Mit seinem wohl bekanntesten Roman setzt der Festa Verlag die limitierte, signierte und farbig illustrierte Liebhaberausgabe der Werke Richard Mathesons fort. Parallel erscheint der Titel – ohne Gastbeiträge und Farbillustrationen – in einer preisgünstigen Paperbackausgabe.

Der inzwischen dreimal verfilmte Roman gilt zu Recht als Klassiker des Genres. Die Handlung führt ins Los Angeles des Jahres 1976. Ein Bakterium hat nahezu die gesamte Menschheit in Vampire verwandelt. Einziger Überlebender ist Robert Neville – der letzte Mensch.
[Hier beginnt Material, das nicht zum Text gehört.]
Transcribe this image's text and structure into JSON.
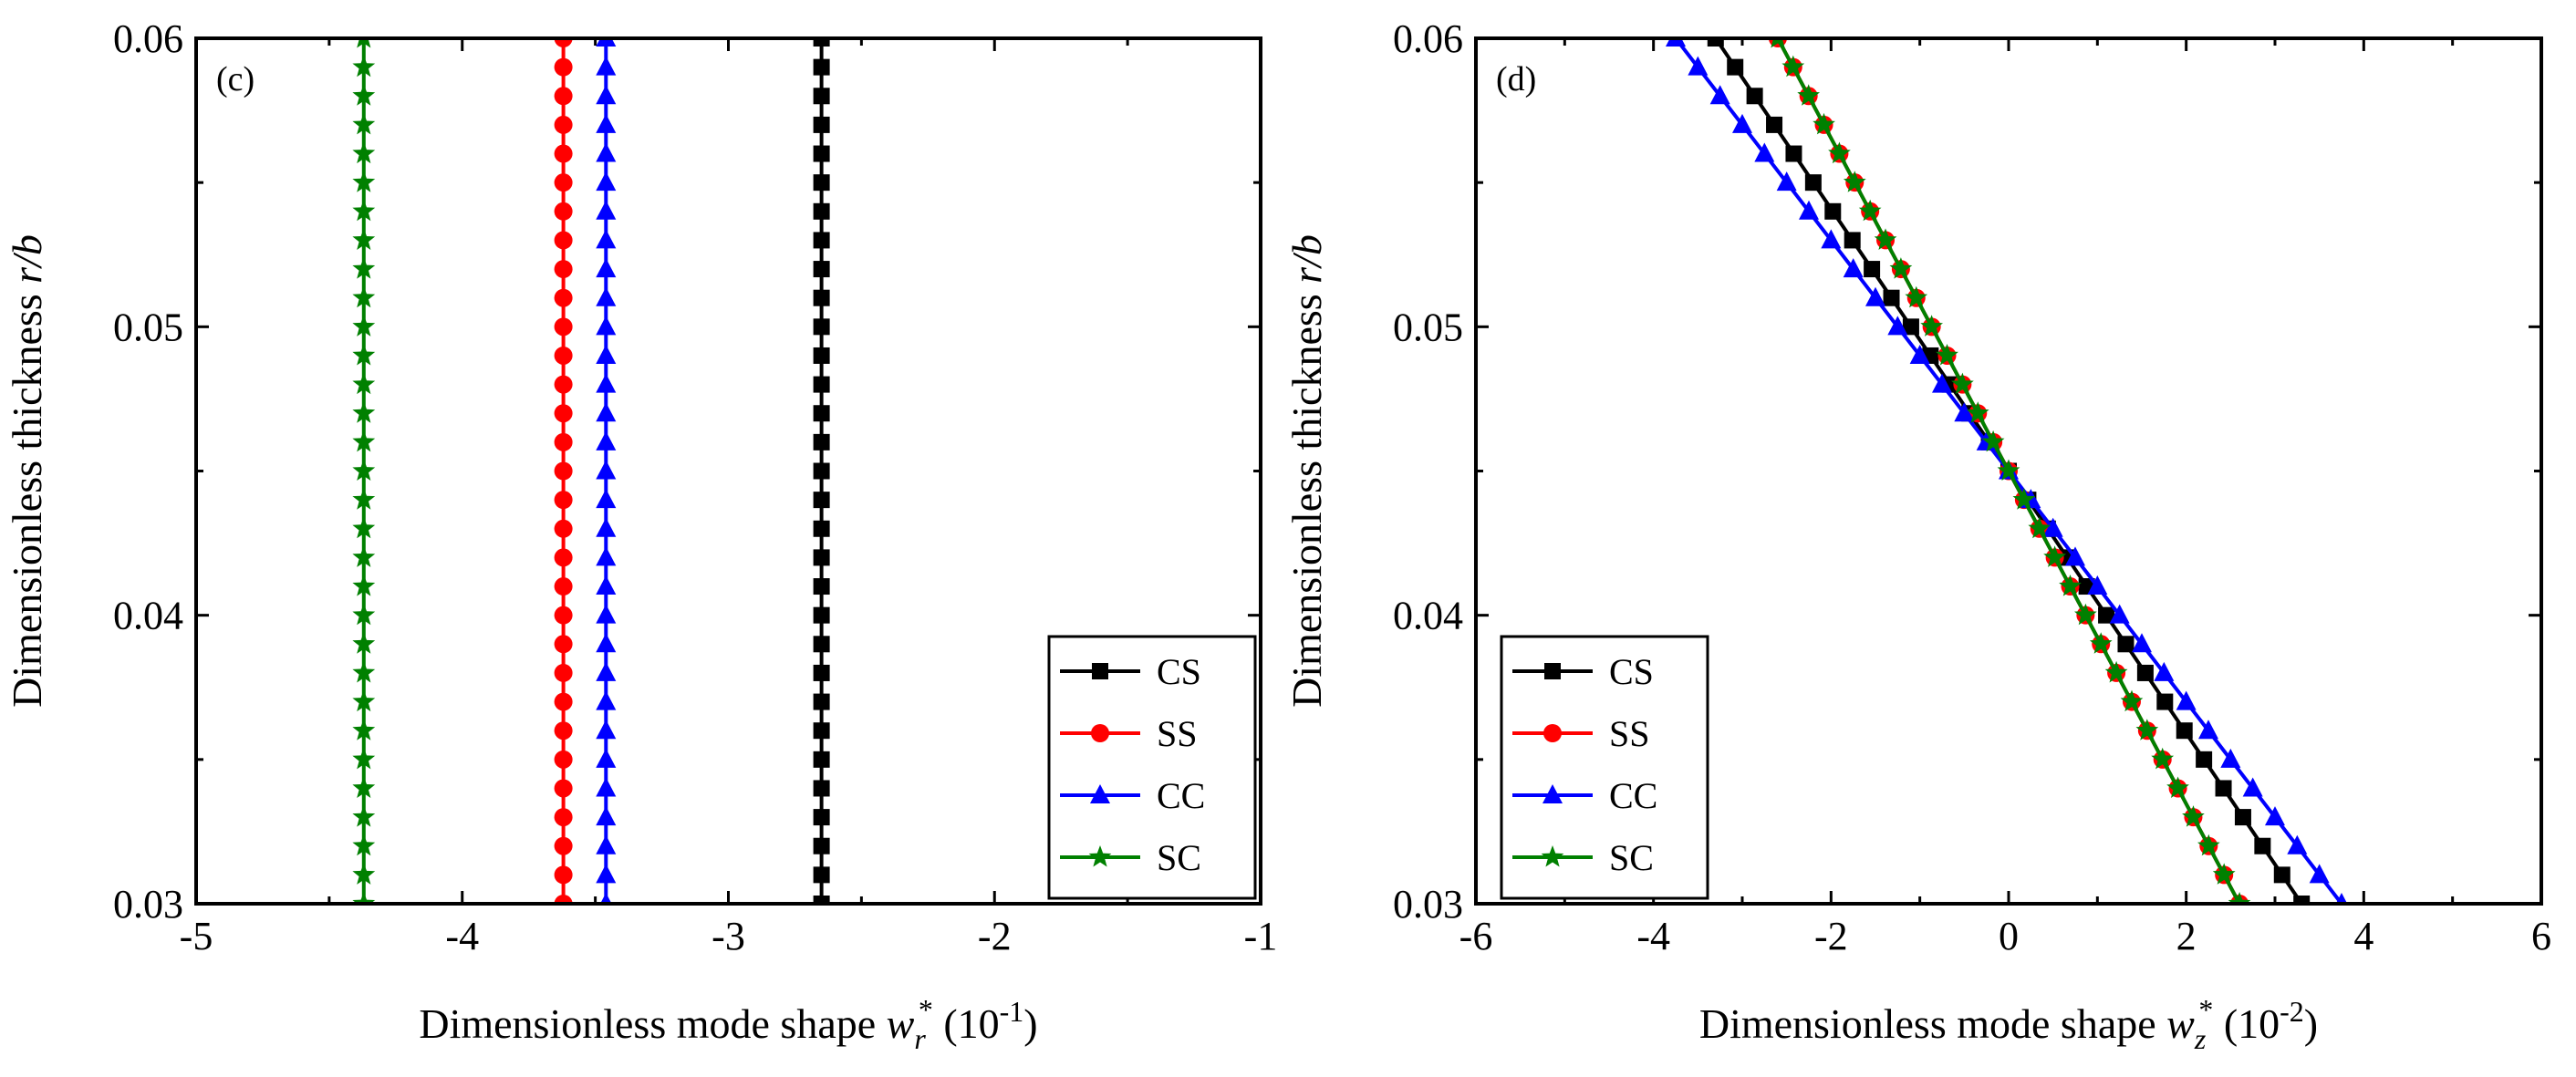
{
  "chart_data": [
    {
      "type": "line",
      "panel_label": "(c)",
      "xlabel": {
        "main": "Dimensionless mode shape ",
        "var": "w",
        "sub": "r",
        "sup": "*",
        "unit": " (10",
        "exp": "-1",
        "close": ")"
      },
      "ylabel": {
        "main": "Dimensionless thickness ",
        "var": "r/b"
      },
      "xlim": [
        -5,
        -1
      ],
      "ylim": [
        0.03,
        0.06
      ],
      "xticks": [
        -5,
        -4,
        -3,
        -2,
        -1
      ],
      "xtick_labels": [
        "-5",
        "-4",
        "-3",
        "-2",
        "-1"
      ],
      "yticks": [
        0.03,
        0.04,
        0.05,
        0.06
      ],
      "ytick_labels": [
        "0.03",
        "0.04",
        "0.05",
        "0.06"
      ],
      "legend_position": "bottom-right",
      "series": [
        {
          "name": "CS",
          "color": "#000000",
          "marker": "square",
          "x": [
            -2.65,
            -2.65
          ],
          "y": [
            0.03,
            0.06
          ]
        },
        {
          "name": "SS",
          "color": "#ff0000",
          "marker": "circle",
          "x": [
            -3.62,
            -3.62
          ],
          "y": [
            0.03,
            0.06
          ]
        },
        {
          "name": "CC",
          "color": "#0000ff",
          "marker": "triangle",
          "x": [
            -3.46,
            -3.46
          ],
          "y": [
            0.03,
            0.06
          ]
        },
        {
          "name": "SC",
          "color": "#008000",
          "marker": "star",
          "x": [
            -4.37,
            -4.37
          ],
          "y": [
            0.03,
            0.06
          ]
        }
      ]
    },
    {
      "type": "line",
      "panel_label": "(d)",
      "xlabel": {
        "main": "Dimensionless mode shape ",
        "var": "w",
        "sub": "z",
        "sup": "*",
        "unit": " (10",
        "exp": "-2",
        "close": ")"
      },
      "ylabel": {
        "main": "Dimensionless thickness ",
        "var": "r/b"
      },
      "xlim": [
        -6,
        6
      ],
      "ylim": [
        0.03,
        0.06
      ],
      "xticks": [
        -6,
        -4,
        -2,
        0,
        2,
        4,
        6
      ],
      "xtick_labels": [
        "-6",
        "-4",
        "-2",
        "0",
        "2",
        "4",
        "6"
      ],
      "yticks": [
        0.03,
        0.04,
        0.05,
        0.06
      ],
      "ytick_labels": [
        "0.03",
        "0.04",
        "0.05",
        "0.06"
      ],
      "legend_position": "bottom-left",
      "series": [
        {
          "name": "CS",
          "color": "#000000",
          "marker": "square",
          "x": [
            3.3,
            -3.3
          ],
          "y": [
            0.03,
            0.06
          ]
        },
        {
          "name": "SS",
          "color": "#ff0000",
          "marker": "circle",
          "x": [
            2.6,
            -2.6
          ],
          "y": [
            0.03,
            0.06
          ]
        },
        {
          "name": "CC",
          "color": "#0000ff",
          "marker": "triangle",
          "x": [
            3.75,
            -3.75
          ],
          "y": [
            0.03,
            0.06
          ]
        },
        {
          "name": "SC",
          "color": "#008000",
          "marker": "star",
          "x": [
            2.6,
            -2.6
          ],
          "y": [
            0.03,
            0.06
          ]
        }
      ]
    }
  ]
}
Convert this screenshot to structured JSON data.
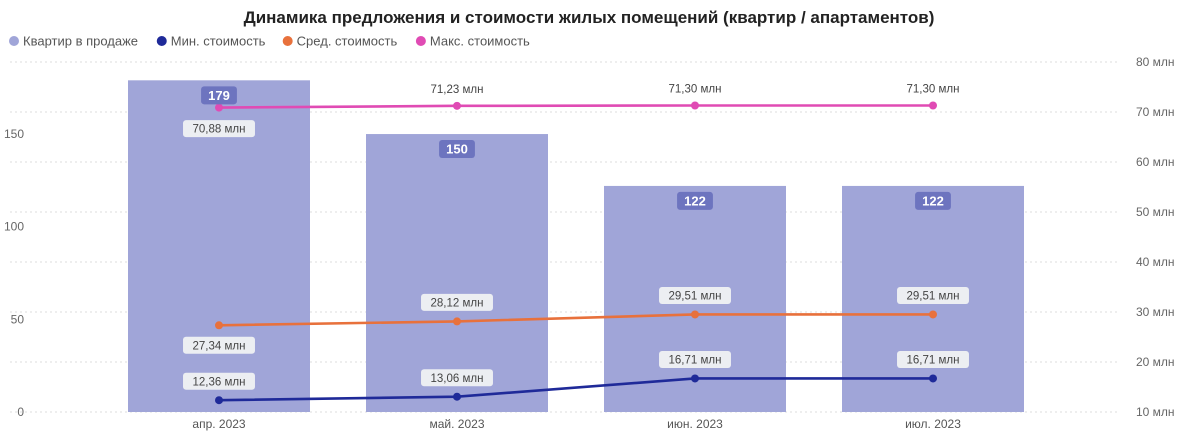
{
  "chart_data": {
    "type": "bar+line",
    "title": "Динамика предложения и стоимости жилых помещений (квартир / апартаментов)",
    "categories": [
      "апр. 2023",
      "май. 2023",
      "июн. 2023",
      "июл. 2023"
    ],
    "legend_position": "top-left",
    "series": [
      {
        "name": "Квартир в продаже",
        "type": "bar",
        "axis": "left",
        "color": "#a0a5d8",
        "values": [
          179,
          150,
          122,
          122
        ],
        "labels": [
          "179",
          "150",
          "122",
          "122"
        ]
      },
      {
        "name": "Мин. стоимость",
        "type": "line",
        "axis": "right",
        "color": "#1f2a99",
        "values": [
          12.36,
          13.06,
          16.71,
          16.71
        ],
        "labels": [
          "12,36 млн",
          "13,06 млн",
          "16,71 млн",
          "16,71 млн"
        ]
      },
      {
        "name": "Сред. стоимость",
        "type": "line",
        "axis": "right",
        "color": "#e8713c",
        "values": [
          27.34,
          28.12,
          29.51,
          29.51
        ],
        "labels": [
          "27,34 млн",
          "28,12 млн",
          "29,51 млн",
          "29,51 млн"
        ]
      },
      {
        "name": "Макс. стоимость",
        "type": "line",
        "axis": "right",
        "color": "#e04bb4",
        "values": [
          70.88,
          71.23,
          71.3,
          71.3
        ],
        "labels": [
          "70,88 млн",
          "71,23 млн",
          "71,30 млн",
          "71,30 млн"
        ]
      }
    ],
    "y_left": {
      "ticks": [
        0,
        50,
        100,
        150
      ],
      "ylim": [
        0,
        185
      ]
    },
    "y_right": {
      "ticks": [
        10,
        20,
        30,
        40,
        50,
        60,
        70,
        80
      ],
      "tick_labels": [
        "10 млн",
        "20 млн",
        "30 млн",
        "40 млн",
        "50 млн",
        "60 млн",
        "70 млн",
        "80 млн"
      ],
      "ylim": [
        10,
        80
      ]
    },
    "grid": true,
    "bar_label_bg": "#6d74bf",
    "line_label_bg": "#eceef2"
  }
}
Tagsüber gehört die Stadt ihm. Während sich die Vampire vor dem tödlichen Sonnenlicht verkriechen, sichert Neville seinen Rückzugsort und geht auf die Jagd. Holzpflock, Knoblauch und Sonne sind seine Waffen. Die größte Belastung ist dabei nicht allein die permanente Lebensgefahr, sondern die Tatsache, dass es sich bei seinen Gegnern um ehemalige Nachbarn, Kollegen und Bekannte handelt – Menschen, die er einst kannte.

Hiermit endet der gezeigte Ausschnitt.